NURSING ASSISTANT FOUND GUILTY OF FELONY NEGLECT OF A VULNERABLE ADULT

In one of only a handful of reported criminal neglect cases throughout the country, Attorney General J. Joseph Curran, Jr. announced today that a former certified nursing assistant, Haja Bah, was convicted by a Worcester County jury of felony neglect of a vulnerable adult in the first degree for leaving a developmentally disabled woman, Violette S., alone in a bathtub with the water running. As a result of the neglect, Violette suffered second degree burns on 40% of her body and was hospitalized for almost seven weeks. A conviction for first degree neglect requires a jury finding that the neglect resulted in serious physical injury to the victim. The case was tried before the Honorable Theodore Eschenburg. Bah faces up to 10 years in jail and a fine of $10,000. A sentencing date has not been set.

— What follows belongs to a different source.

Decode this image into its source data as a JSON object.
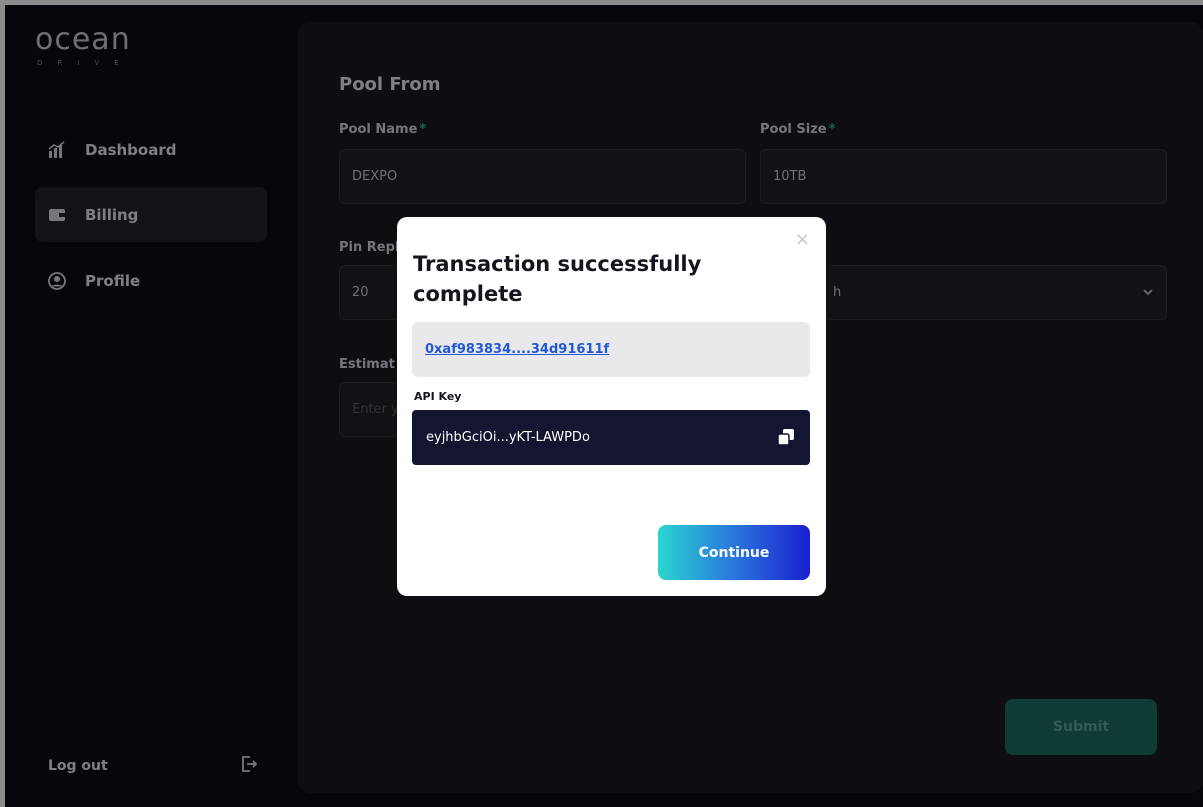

Bah, 25,of Landover, Maryland, was a caretaker for Violette, a 46 year old developmentally disabled woman in a group home in Washington, D.C. operated by St. Johns Community Services. In September, 2003, Bah and two co-workers took Violette and three other developmentally disabled residents on a vacation in Ocean City, Maryland. Violette is profoundly mentally disabled, partially paralyzed on her right side, cannot communicate verbally and suffers from a seizure disorder. She requires 24 hour supervision pursuant to the plan of care at St. Johns and cannot be left alone.

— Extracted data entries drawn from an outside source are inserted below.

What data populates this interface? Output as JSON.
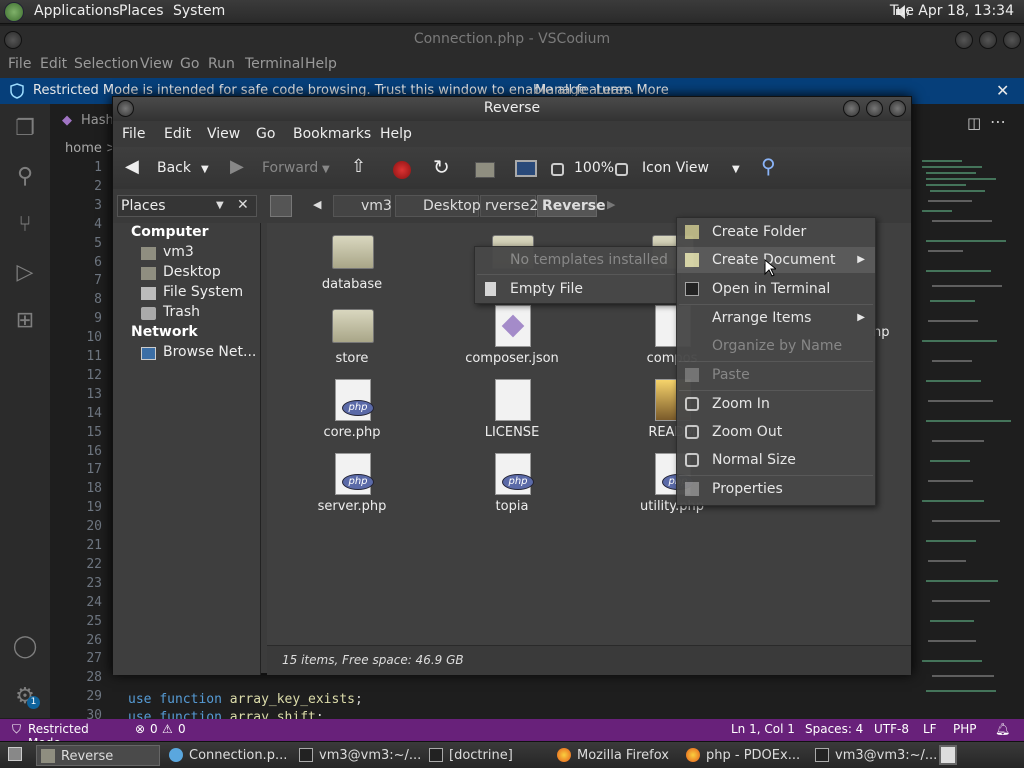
{
  "top_panel": {
    "menus": [
      "Applications",
      "Places",
      "System"
    ],
    "clock": "Tue Apr 18, 13:34"
  },
  "vscode": {
    "title": "Connection.php - VSCodium",
    "menu": [
      "File",
      "Edit",
      "Selection",
      "View",
      "Go",
      "Run",
      "Terminal",
      "Help"
    ],
    "banner": {
      "text": "Restricted Mode is intended for safe code browsing. Trust this window to enable all features.",
      "manage": "Manage",
      "learn_more": "Learn More"
    },
    "tab_label": "Hash",
    "breadcrumb": "home >",
    "line_numbers": [
      "1",
      "2",
      "3",
      "4",
      "5",
      "6",
      "7",
      "8",
      "9",
      "10",
      "11",
      "12",
      "13",
      "14",
      "15",
      "16",
      "17",
      "18",
      "19",
      "20",
      "21",
      "22",
      "23",
      "24",
      "25",
      "26",
      "27",
      "28",
      "29",
      "30"
    ],
    "code_line_29": {
      "kw1": "use",
      "kw2": "function",
      "name": "array_key_exists",
      "end": ";"
    },
    "code_line_30": {
      "kw1": "use",
      "kw2": "function",
      "name": "array_shift",
      "end": ";"
    },
    "account_badge": "1",
    "status": {
      "restricted": "Restricted Mode",
      "errors": "0",
      "warnings": "0",
      "position": "Ln 1, Col 1",
      "spaces": "Spaces: 4",
      "encoding": "UTF-8",
      "eol": "LF",
      "language": "PHP"
    }
  },
  "nautilus": {
    "title": "Reverse",
    "menu": [
      "File",
      "Edit",
      "View",
      "Go",
      "Bookmarks",
      "Help"
    ],
    "toolbar": {
      "back": "Back",
      "forward": "Forward",
      "zoom": "100%",
      "view": "Icon View"
    },
    "places_label": "Places",
    "path": [
      "vm3",
      "Desktop",
      "rverse2",
      "Reverse"
    ],
    "sidebar": {
      "computer_header": "Computer",
      "computer_items": [
        "vm3",
        "Desktop",
        "File System",
        "Trash"
      ],
      "network_header": "Network",
      "network_items": [
        "Browse Net..."
      ]
    },
    "files": [
      {
        "name": "database",
        "type": "folder"
      },
      {
        "name": "",
        "type": "folder"
      },
      {
        "name": "",
        "type": "folder"
      },
      {
        "name": "store",
        "type": "folder"
      },
      {
        "name": "composer.json",
        "type": "json"
      },
      {
        "name": "compos",
        "type": "doc"
      },
      {
        "name": "core.php",
        "type": "php"
      },
      {
        "name": "LICENSE",
        "type": "doc"
      },
      {
        "name": "READM",
        "type": "image"
      },
      {
        "name": "server.php",
        "type": "php"
      },
      {
        "name": "topia",
        "type": "php"
      },
      {
        "name": "utility.php",
        "type": "php"
      }
    ],
    "hidden_label_fragment": "np",
    "status": "15 items, Free space: 46.9 GB"
  },
  "submenu": {
    "disabled": "No templates installed",
    "empty_file": "Empty File"
  },
  "context_menu": {
    "create_folder": "Create Folder",
    "create_document": "Create Document",
    "open_terminal": "Open in Terminal",
    "arrange_items": "Arrange Items",
    "organize": "Organize by Name",
    "paste": "Paste",
    "zoom_in": "Zoom In",
    "zoom_out": "Zoom Out",
    "normal_size": "Normal Size",
    "properties": "Properties"
  },
  "taskbar": [
    {
      "label": "Reverse",
      "active": true
    },
    {
      "label": "Connection.p...",
      "active": false
    },
    {
      "label": "vm3@vm3:~/...",
      "active": false
    },
    {
      "label": "[doctrine]",
      "active": false
    },
    {
      "label": "Mozilla Firefox",
      "active": false
    },
    {
      "label": "php - PDOEx...",
      "active": false
    },
    {
      "label": "vm3@vm3:~/...",
      "active": false
    }
  ]
}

During the morning of September 5, 2003, Bah placed Violette in the bathtub. She turned on the water and then left the room. While she was gone, the water temperature increased to over 130 degrees. Bah left Violette alone long enough for the victim to sustain second degree burns on 40% of her body. Violette could not call out or get out of the bathtub. Photos of her left foot showed that her foot was directly under the faucet and was severely burned. Other photographs indicted that she had been thrashing about in the tub before she was discovered alone by one of Bah’s co-workers.

Bah admitted to a State investigator that she left Violette alone for 5 to 10 minutes. Bah also admitted, and other testimony confirmed, that she had been trained to never leave a developmentally disabled person alone in a bathtub. Specifically, Bah had been trained never to leave Violette alone at any time.

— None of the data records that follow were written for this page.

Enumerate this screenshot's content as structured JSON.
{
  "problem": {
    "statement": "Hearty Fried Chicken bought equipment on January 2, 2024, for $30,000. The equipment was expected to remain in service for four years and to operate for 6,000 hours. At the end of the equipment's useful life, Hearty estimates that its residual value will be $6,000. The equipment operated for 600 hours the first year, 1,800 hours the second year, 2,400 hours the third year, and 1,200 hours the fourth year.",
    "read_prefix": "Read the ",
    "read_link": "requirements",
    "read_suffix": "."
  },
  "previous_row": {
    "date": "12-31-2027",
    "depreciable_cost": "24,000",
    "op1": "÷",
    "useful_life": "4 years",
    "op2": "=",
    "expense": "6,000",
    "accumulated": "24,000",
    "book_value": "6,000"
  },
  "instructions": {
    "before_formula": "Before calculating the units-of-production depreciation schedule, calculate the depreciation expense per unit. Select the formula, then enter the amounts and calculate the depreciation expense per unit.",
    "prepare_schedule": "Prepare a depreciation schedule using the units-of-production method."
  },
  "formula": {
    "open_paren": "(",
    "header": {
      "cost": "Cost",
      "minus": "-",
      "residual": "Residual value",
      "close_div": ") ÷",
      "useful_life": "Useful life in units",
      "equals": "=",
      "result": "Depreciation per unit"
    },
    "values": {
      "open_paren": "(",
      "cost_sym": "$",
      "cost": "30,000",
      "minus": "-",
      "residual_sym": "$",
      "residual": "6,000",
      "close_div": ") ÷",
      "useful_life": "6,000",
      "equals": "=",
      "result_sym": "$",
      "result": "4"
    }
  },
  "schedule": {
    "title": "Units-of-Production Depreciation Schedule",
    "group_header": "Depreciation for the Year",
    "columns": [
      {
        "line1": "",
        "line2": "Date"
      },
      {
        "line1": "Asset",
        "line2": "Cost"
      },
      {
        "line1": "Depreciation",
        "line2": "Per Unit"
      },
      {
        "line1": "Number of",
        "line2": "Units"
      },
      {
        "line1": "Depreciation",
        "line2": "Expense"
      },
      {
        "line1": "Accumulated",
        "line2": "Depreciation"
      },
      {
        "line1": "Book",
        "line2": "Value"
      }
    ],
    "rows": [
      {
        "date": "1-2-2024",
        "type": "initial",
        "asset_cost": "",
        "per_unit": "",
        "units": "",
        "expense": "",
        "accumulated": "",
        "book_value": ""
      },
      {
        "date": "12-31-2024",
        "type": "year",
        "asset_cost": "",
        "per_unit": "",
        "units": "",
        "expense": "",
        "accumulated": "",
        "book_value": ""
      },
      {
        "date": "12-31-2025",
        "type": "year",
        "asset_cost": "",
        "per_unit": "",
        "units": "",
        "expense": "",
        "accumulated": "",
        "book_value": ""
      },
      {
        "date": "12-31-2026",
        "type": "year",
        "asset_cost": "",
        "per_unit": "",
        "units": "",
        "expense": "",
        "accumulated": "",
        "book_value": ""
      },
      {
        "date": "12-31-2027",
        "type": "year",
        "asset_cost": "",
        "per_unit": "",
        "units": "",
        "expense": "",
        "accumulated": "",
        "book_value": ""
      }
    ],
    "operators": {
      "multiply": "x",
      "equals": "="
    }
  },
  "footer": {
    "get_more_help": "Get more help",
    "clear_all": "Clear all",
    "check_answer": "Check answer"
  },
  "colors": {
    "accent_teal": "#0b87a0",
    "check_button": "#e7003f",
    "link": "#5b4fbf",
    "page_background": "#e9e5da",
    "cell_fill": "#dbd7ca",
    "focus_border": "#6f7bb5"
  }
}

Bah had been freed on $10,000 bail. Because of the effect the verdict will have on her immigration status, after the verdict, Judge Eschenburg raised Bah’s bail to $50,000 and Bah was taken into custody from the courtroom.

This case was prosecuted by the Attorney General’s Medicaid Fraud Control Unit, which has authority to prosecute vulnerable adult abuse and neglect in facilities that receive Medicaid funds, in conjunction with the Worcester County State’s Attorney’s Office.